Eine „aggressive Anti-Abschiebe-Industrie“ beklagte CSU-Landesgruppenchef Alexander Dobrindt, nachdem im baden-württembergischen Ellwangen die Abschiebung eines togolesischen Flüchtlings zunächst gescheitert war. Andere Flüchtlinge hatten sich mit dem Mann solidarisiert und die Polizei zurückgedrängt. Sofort schickten sich fast alle Medien und Politiker fast aller Parteien an, die „Gewalt“ durch die Flüchtlinge zu verurteilen. Gewalt? Nur wenige Zeitungen bohrten gründlicher nach, und siehe da: An einem (!) Streifenwagen habe es eine (!) „Eindellung“ gegeben, recherchierte die „taz“. Drei Tage später bot dann der Rechtsstaat eine Spezialeinheit auf, um den Togoer aus der Unterkunft herauszuprügeln. Wieder wurde den Flüchtlingen Gewaltbereitschaft unterstellt, und wieder zeigte ein genauerer Blick: Es gab einen einzigen verletzten Polizisten, der aber „nicht durch Dritte, ohne Fremdeinwirkung“ zu Schaden kam, gab die Polizei letztlich zu.
Doch da war die Hetze gegen vermeintlich kriminelle Flüchtlinge und ihre Unterstützer nicht mehr aufzuhalten. Dobrindt setzte ihr die Krone auf, indem er explizit auf Rechtsanwälte und -berater zielte: Wer durch Klagen die Abschiebung „von Kriminellen“ zu behindern suche, arbeite gegen den gesellschaftlichen Frieden. Es sei nicht akzeptabel, dass dadurch „bewusst die Bemühungen des Rechtsstaates sabotiert und eine weitere Gefährdung der Öffentlichkeit provoziert wird“, pöbelte er in der „Bild“-Zeitung.

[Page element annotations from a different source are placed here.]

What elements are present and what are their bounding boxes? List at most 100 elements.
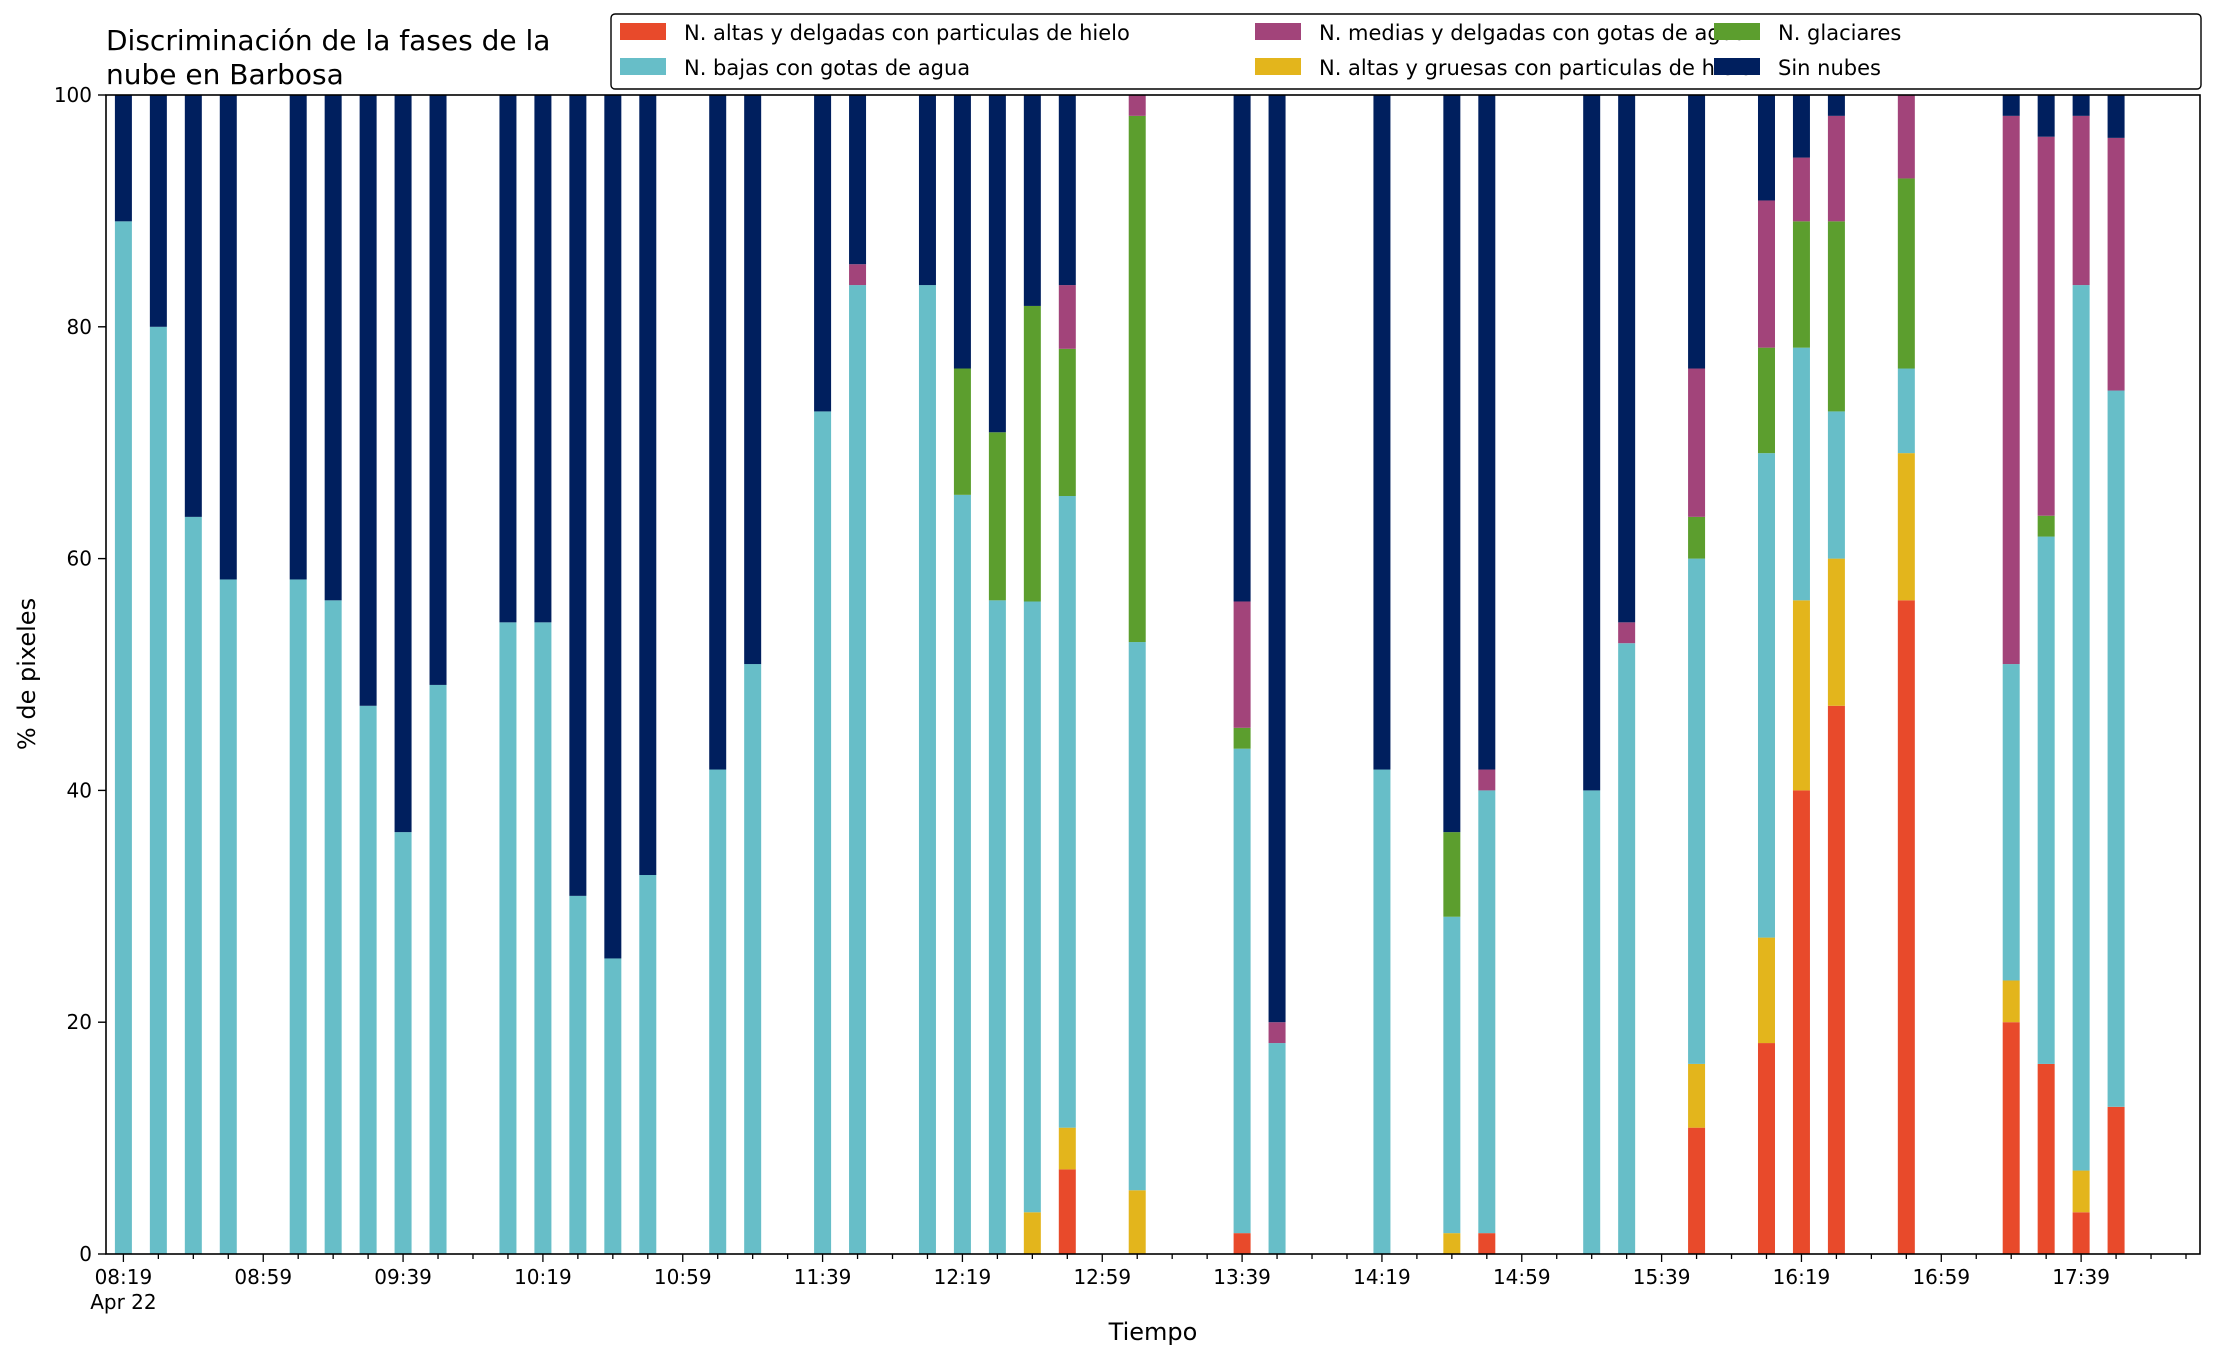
bar-segment-bajas-1609 [1757, 453, 1775, 938]
bar-segment-sin_nubes-1039 [604, 95, 622, 959]
bar-segment-bajas-0929 [359, 705, 377, 1254]
bar-segment-bajas-1029 [569, 895, 587, 1254]
bar-segment-bajas-1339 [1233, 748, 1251, 1234]
legend-label-bajas: N. bajas con gotas de agua [684, 56, 970, 80]
bar-segment-glaciares-1249 [1058, 348, 1076, 497]
bar-segment-bajas-1209 [918, 285, 936, 1255]
x-tick-label: 17:39 [2052, 1265, 2110, 1289]
x-tick-label: 14:19 [1353, 1265, 1411, 1289]
bar-segment-bajas-1309 [1128, 642, 1146, 1191]
bar-segment-altas_gruesas-1649 [1897, 453, 1915, 601]
bar-segment-altas_delgadas-1749 [2107, 1106, 2125, 1254]
bar-segment-altas_gruesas-1239 [1023, 1212, 1041, 1254]
bar-segment-bajas-1449 [1478, 790, 1496, 1234]
x-tick-date-label: Apr 22 [90, 1290, 156, 1314]
bar-segment-bajas-0939 [394, 832, 412, 1254]
x-tick-label: 13:39 [1213, 1265, 1271, 1289]
bar-segment-medias-1149 [849, 264, 867, 286]
bar-segment-bajas-1729 [2037, 536, 2055, 1064]
bar-segment-sin_nubes-0929 [359, 95, 377, 706]
bar-segment-sin_nubes-1529 [1618, 95, 1636, 623]
bar-segment-altas_delgadas-1739 [2072, 1212, 2090, 1254]
legend-label-altas_delgadas: N. altas y delgadas con particulas de hi… [684, 21, 1130, 45]
bar-segment-sin_nubes-1209 [918, 95, 936, 286]
bar-segment-sin_nubes-1549 [1688, 95, 1706, 369]
bar-segment-altas_delgadas-1619 [1792, 790, 1810, 1254]
bar-segment-bajas-1349 [1268, 1043, 1286, 1254]
bar-segment-bajas-0819 [114, 221, 132, 1255]
bar-segment-glaciares-1219 [953, 368, 971, 495]
bar-segment-medias-1739 [2072, 115, 2090, 286]
bar-segment-glaciares-1549 [1688, 516, 1706, 559]
y-tick-label: 100 [54, 83, 92, 107]
y-tick-label: 80 [67, 315, 92, 339]
bar-segment-altas_gruesas-1739 [2072, 1170, 2090, 1213]
bar-segment-bajas-1629 [1827, 411, 1845, 559]
bar-segment-medias-1729 [2037, 136, 2055, 516]
y-tick-label: 0 [79, 1242, 92, 1266]
bar-segment-glaciares-1609 [1757, 347, 1775, 454]
bar-segment-sin_nubes-0849 [219, 95, 237, 580]
bar-segment-glaciares-1439 [1443, 832, 1461, 917]
bar-segment-medias-1749 [2107, 137, 2125, 391]
bar-segment-sin_nubes-0949 [429, 95, 447, 685]
chart-title-line-2: nube en Barbosa [106, 58, 344, 91]
bar-segment-sin_nubes-0829 [149, 95, 167, 327]
legend-label-sin_nubes: Sin nubes [1778, 56, 1881, 80]
bar-segment-bajas-1549 [1688, 558, 1706, 1064]
bar-segment-bajas-1119 [744, 664, 762, 1254]
bar-segment-glaciares-1619 [1792, 221, 1810, 348]
x-tick-label: 16:19 [1773, 1265, 1831, 1289]
bar-segment-altas_gruesas-1719 [2002, 980, 2020, 1023]
bar-segment-sin_nubes-1519 [1583, 95, 1601, 791]
bars-layer [114, 95, 2125, 1255]
bar-segment-sin_nubes-1219 [953, 95, 971, 369]
bar-segment-sin_nubes-1339 [1233, 95, 1251, 602]
bar-segment-sin_nubes-1739 [2072, 95, 2090, 116]
x-tick-label: 16:59 [1912, 1265, 1970, 1289]
bar-segment-sin_nubes-0909 [289, 95, 307, 580]
bar-segment-bajas-1419 [1373, 769, 1391, 1254]
bar-segment-sin_nubes-1139 [814, 95, 832, 412]
plot-frame [105, 94, 2201, 1255]
bar-segment-medias-1449 [1478, 769, 1496, 791]
bar-segment-bajas-1009 [499, 622, 517, 1254]
legend-swatch-medias [1255, 23, 1301, 40]
bar-segment-sin_nubes-0939 [394, 95, 412, 833]
bar-segment-glaciares-1339 [1233, 727, 1251, 749]
legend-swatch-sin_nubes [1714, 58, 1760, 75]
bar-segment-bajas-1039 [604, 958, 622, 1254]
bar-segment-altas_delgadas-1629 [1827, 705, 1845, 1254]
bar-segment-altas_gruesas-1609 [1757, 937, 1775, 1044]
legend-label-glaciares: N. glaciares [1778, 21, 1901, 45]
legend-swatch-bajas [620, 58, 666, 75]
legend-swatch-glaciares [1714, 23, 1760, 40]
bar-segment-sin_nubes-1609 [1757, 95, 1775, 201]
bar-segment-medias-1629 [1827, 115, 1845, 222]
bar-segment-bajas-1049 [639, 875, 657, 1254]
bar-segment-altas_delgadas-1339 [1233, 1233, 1251, 1254]
legend-label-altas_gruesas: N. altas y gruesas con particulas de hie… [1319, 56, 1752, 80]
bar-segment-sin_nubes-1239 [1023, 95, 1041, 306]
bar-segment-altas_gruesas-1249 [1058, 1127, 1076, 1170]
x-axis-label: Tiempo [1108, 1318, 1198, 1346]
bar-segment-bajas-1239 [1023, 601, 1041, 1213]
bar-segment-bajas-1149 [849, 285, 867, 1255]
bar-segment-medias-1719 [2002, 115, 2020, 665]
bar-segment-glaciares-1629 [1827, 221, 1845, 412]
bar-segment-bajas-1019 [534, 622, 552, 1254]
bar-segment-bajas-0849 [219, 579, 237, 1254]
chart-title-line-1: Discriminación de la fases de la [106, 24, 550, 57]
y-axis-label: % de pixeles [13, 598, 41, 750]
bar-segment-sin_nubes-1619 [1792, 95, 1810, 158]
x-tick-label: 12:59 [1073, 1265, 1131, 1289]
x-tick-label: 08:59 [234, 1265, 292, 1289]
bar-segment-sin_nubes-1009 [499, 95, 517, 623]
x-tick-label: 12:19 [934, 1265, 992, 1289]
bar-segment-bajas-1739 [2072, 285, 2090, 1171]
x-tick-label: 11:39 [794, 1265, 852, 1289]
bar-segment-bajas-1139 [814, 411, 832, 1254]
bar-segment-altas_gruesas-1619 [1792, 600, 1810, 791]
bar-segment-glaciares-1729 [2037, 515, 2055, 537]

Nicht akzeptabel? Jedes Verwaltungshandeln in Deutschland ist prinzipiell vor Gericht überprüfbar. Man mag ja finden, dass die Verwaltungsgerichte mit Bagatellklagen überhäuft werden. Aber eine Abschiebung ist zweifellos ein derart gravierender Eingriff, dass die Versagung des Rechtsweges darauf hinausläuft, das Rechtsstaatsprinzip abzuschaffen. Jedenfalls wenn es um unerwünschte Ausländer geht. Wer Anwälte und Helfern, die sich für Flüchtlinge einsetzen, quasi als Gesellschaftsschädlinge diffamiert, bedient sich letztlich einer Nazi-Logik.

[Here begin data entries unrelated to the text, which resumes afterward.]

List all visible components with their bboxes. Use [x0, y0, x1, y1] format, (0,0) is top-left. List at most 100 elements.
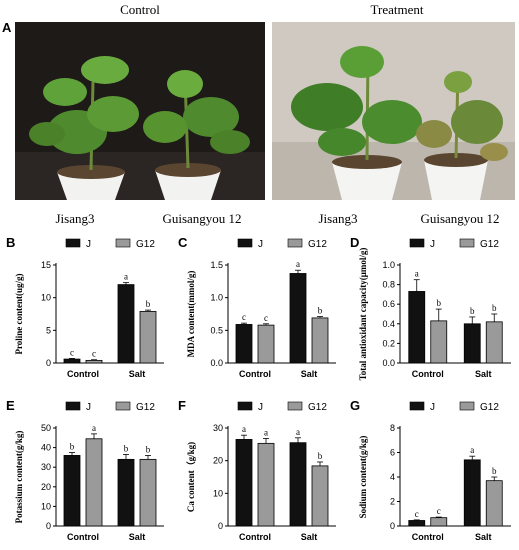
y-tick-label: 0.5: [210, 325, 223, 335]
y-tick-label: 8: [390, 423, 395, 433]
bar-j-control: [235, 324, 253, 364]
bar-j-salt: [117, 284, 135, 364]
cultivar-label-3: Jisang3: [318, 211, 358, 226]
panel-letter: E: [6, 398, 15, 413]
cultivar-label-4: Guisangyou 12: [420, 211, 500, 226]
bar-j-salt: [463, 459, 481, 527]
significance-letter: c: [415, 509, 419, 519]
bar-j-salt: [289, 442, 307, 527]
y-axis-label: Proline content(ug/g): [14, 273, 24, 354]
significance-letter: c: [70, 347, 74, 357]
chart-g: G J G12 0 2 4 6 8 Sodium content(g/kg) Control c c S…: [350, 398, 511, 542]
x-category-label: Control: [412, 369, 444, 379]
panel-letter: F: [178, 398, 186, 413]
significance-letter: a: [470, 445, 474, 455]
x-category-label: Control: [67, 369, 99, 379]
bar-g12-control: [257, 442, 275, 527]
treatment-photo: [272, 22, 515, 200]
legend-label-g12: G12: [308, 402, 327, 413]
x-category-label: Salt: [129, 369, 146, 379]
significance-letter: a: [242, 424, 246, 434]
significance-letter: a: [264, 427, 268, 437]
legend-swatch-g12: [115, 401, 131, 411]
significance-letter: a: [415, 269, 419, 279]
legend-swatch-j: [65, 238, 81, 248]
significance-letter: b: [492, 466, 497, 476]
legend-swatch-j: [237, 238, 253, 248]
y-tick-label: 10: [41, 501, 51, 511]
legend-swatch-j: [65, 401, 81, 411]
significance-letter: c: [242, 312, 246, 322]
legend-label-g12: G12: [136, 402, 155, 413]
chart-b: B J G12 0 5 10 15 Proline content(ug/g) Control c…: [6, 235, 164, 379]
y-tick-label: 30: [41, 462, 51, 472]
significance-letter: a: [92, 423, 96, 433]
chart-d: D J G12 0.0 0.2 0.4 0.6 0.8 1.0 Total antioxidant…: [350, 235, 511, 380]
panel-letter: B: [6, 235, 15, 250]
x-category-label: Salt: [301, 369, 318, 379]
legend-label-g12: G12: [136, 239, 155, 250]
legend-label-j: J: [258, 239, 263, 250]
significance-letter: a: [124, 272, 128, 282]
legend-swatch-j: [409, 401, 425, 411]
significance-letter: b: [318, 306, 323, 316]
bar-g12-salt: [485, 321, 503, 364]
legend-label-j: J: [430, 239, 435, 250]
significance-letter: a: [296, 259, 300, 269]
y-tick-label: 0.4: [382, 319, 395, 329]
bar-g12-control: [430, 320, 448, 364]
significance-letter: c: [264, 313, 268, 323]
panel-a-letter: A: [2, 20, 12, 35]
bar-j-control: [408, 291, 426, 364]
y-tick-label: 15: [41, 260, 51, 270]
bar-j-control: [235, 439, 253, 527]
significance-letter: b: [492, 303, 497, 313]
y-tick-label: 4: [390, 472, 395, 482]
legend-swatch-j: [237, 401, 253, 411]
panel-letter: D: [350, 235, 359, 250]
y-tick-label: 0.6: [382, 299, 395, 309]
y-tick-label: 0.0: [210, 358, 223, 368]
y-tick-label: 6: [390, 448, 395, 458]
y-axis-label: Potassium content(g/kg): [14, 431, 24, 524]
bar-g12-salt: [311, 317, 329, 364]
chart-c: C J G12 0.0 0.5 1.0 1.5 MDA content(mmol/g) Cont…: [178, 235, 336, 379]
chart-f: F J G12 0 10 20 30 Ca content（g/kg) Control a a Sal…: [178, 398, 336, 542]
y-tick-label: 50: [41, 423, 51, 433]
y-tick-label: 0.0: [382, 358, 395, 368]
treatment-photo-title: Treatment: [370, 2, 424, 17]
bar-g12-salt: [311, 465, 329, 527]
y-tick-label: 0: [218, 521, 223, 531]
significance-letter: a: [296, 427, 300, 437]
bar-g12-control: [85, 438, 103, 527]
y-axis-label: Ca content（g/kg): [186, 442, 196, 512]
chart-e: E J G12 0 10 20 30 40 50 Potassium content(g/kg) C…: [6, 398, 164, 542]
bar-g12-control: [257, 324, 275, 364]
x-category-label: Control: [239, 532, 271, 542]
significance-letter: b: [318, 451, 323, 461]
y-tick-label: 10: [41, 293, 51, 303]
bar-j-salt: [463, 323, 481, 364]
bar-g12-salt: [485, 480, 503, 527]
legend-swatch-g12: [459, 401, 475, 411]
bar-j-control: [408, 520, 426, 527]
y-tick-label: 30: [213, 423, 223, 433]
bar-g12-salt: [139, 310, 157, 364]
legend-label-g12: G12: [308, 239, 327, 250]
x-category-label: Control: [67, 532, 99, 542]
legend-swatch-g12: [115, 238, 131, 248]
legend-swatch-g12: [287, 401, 303, 411]
significance-letter: b: [146, 299, 151, 309]
y-tick-label: 2: [390, 497, 395, 507]
legend-label-g12: G12: [480, 402, 499, 413]
control-photo: [15, 22, 265, 200]
x-category-label: Salt: [475, 532, 492, 542]
y-tick-label: 5: [46, 325, 51, 335]
y-tick-label: 0.2: [382, 338, 395, 348]
significance-letter: c: [92, 349, 96, 359]
y-tick-label: 1.5: [210, 260, 223, 270]
significance-letter: b: [437, 298, 442, 308]
legend-label-j: J: [86, 402, 91, 413]
y-tick-label: 0: [46, 358, 51, 368]
y-tick-label: 40: [41, 443, 51, 453]
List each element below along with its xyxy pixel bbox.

Die Zahlen zeigen übrigens: 40 Prozent der inhaltlichen Gerichtsentscheidungen gehen zugunsten der Flüchtlinge aus. Weil das Bundesamt nämlich ganz häufig, offenbar unter politischem Druck, fehlerhaft entscheidet. Diese Fehler nicht mehr überprüfen zu lassen, wie Dobrindt es fordert, ist eine Kampfansage an den Rechtsstaat. Aggressiv ist nicht, wer gegen eine Abschiebung klagt, sondern, wer sie rechtswidrig durchsetzen will.